Tess starrte auf das Häufchen Gold
und richtete dann den Blick auf Keith. Auf sein geliebtes Gesicht. »Wenn du
mich als Mätresse willst ...«
Er schwieg und beobachtete sie nur.
War es Spott, was in seinen blauen Augen funkelte oder zärtliche Belustigung?
»Das werde ich nie sein.« Tapfere
Worte, dachte sie bei sich. Wenn er sie jetzt küßte, würde sie ihre eigenen
Worte Lügen strafen — sie konnte gar nicht anders.
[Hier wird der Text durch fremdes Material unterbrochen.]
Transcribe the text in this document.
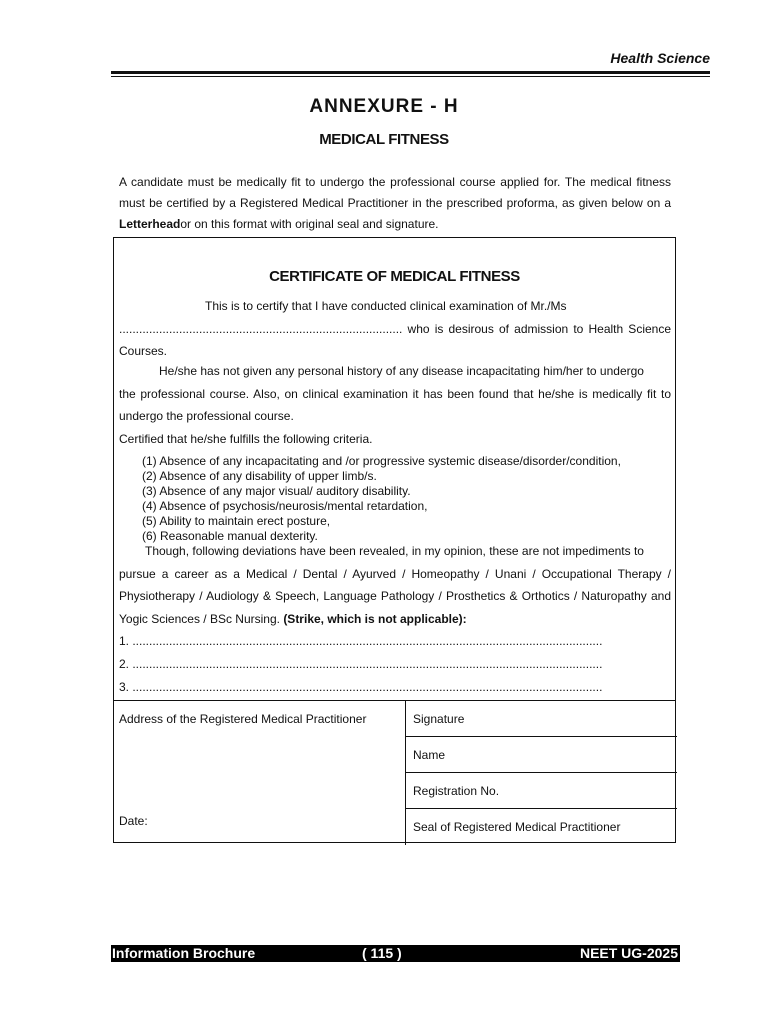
Health Science
ANNEXURE - H
MEDICAL FITNESS
A candidate must be medically fit to undergo the professional course applied for. The medical fitness must be certified by a Registered Medical Practitioner in the prescribed proforma, as given below on a Letterheador on this format with original seal and signature.
CERTIFICATE OF MEDICAL FITNESS
This is to certify that I have conducted clinical examination of Mr./Ms
..................................................................................... who is desirous of admission to Health Science Courses.
He/she has not given any personal history of any disease incapacitating him/her to undergo
the professional course. Also, on clinical examination it has been found that he/she is medically fit to undergo the professional course.
Certified that he/she fulfills the following criteria.
(1) Absence of any incapacitating and /or progressive systemic disease/disorder/condition,
(2) Absence of any disability of upper limb/s.
(3) Absence of any major visual/ auditory disability.
(4) Absence of psychosis/neurosis/mental retardation,
(5) Ability to maintain erect posture,
(6) Reasonable manual dexterity.
Though, following deviations have been revealed, in my opinion, these are not impediments to
pursue a career as a Medical / Dental / Ayurved / Homeopathy / Unani / Occupational Therapy / Physiotherapy / Audiology & Speech, Language Pathology / Prosthetics & Orthotics / Naturopathy and Yogic Sciences / BSc Nursing. (Strike, which is not applicable):
1. .............................................................................................................................................
2. .............................................................................................................................................
3. .............................................................................................................................................
Address of the Registered Medical Practitioner
Date:
Signature
Name
Registration No.
Seal of Registered Medical Practitioner
Information Brochure	( 115 )	NEET UG-2025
Er kam näher und näher, und Tess
begann zu zittern, als er ihr Gesicht zwischen beide Hände nahm, seine Finger
in ihrem Haar vergrub und mit den Lippen ihre Schläfe streifte.
»Warum hast du mir nie gesagt, daß
du einmal Prediger warst?« fragte sie aus lauter Verzweiflung, weil sie
spürte, wie sich eine vertraute Hitze in ihr auszubreiten begann.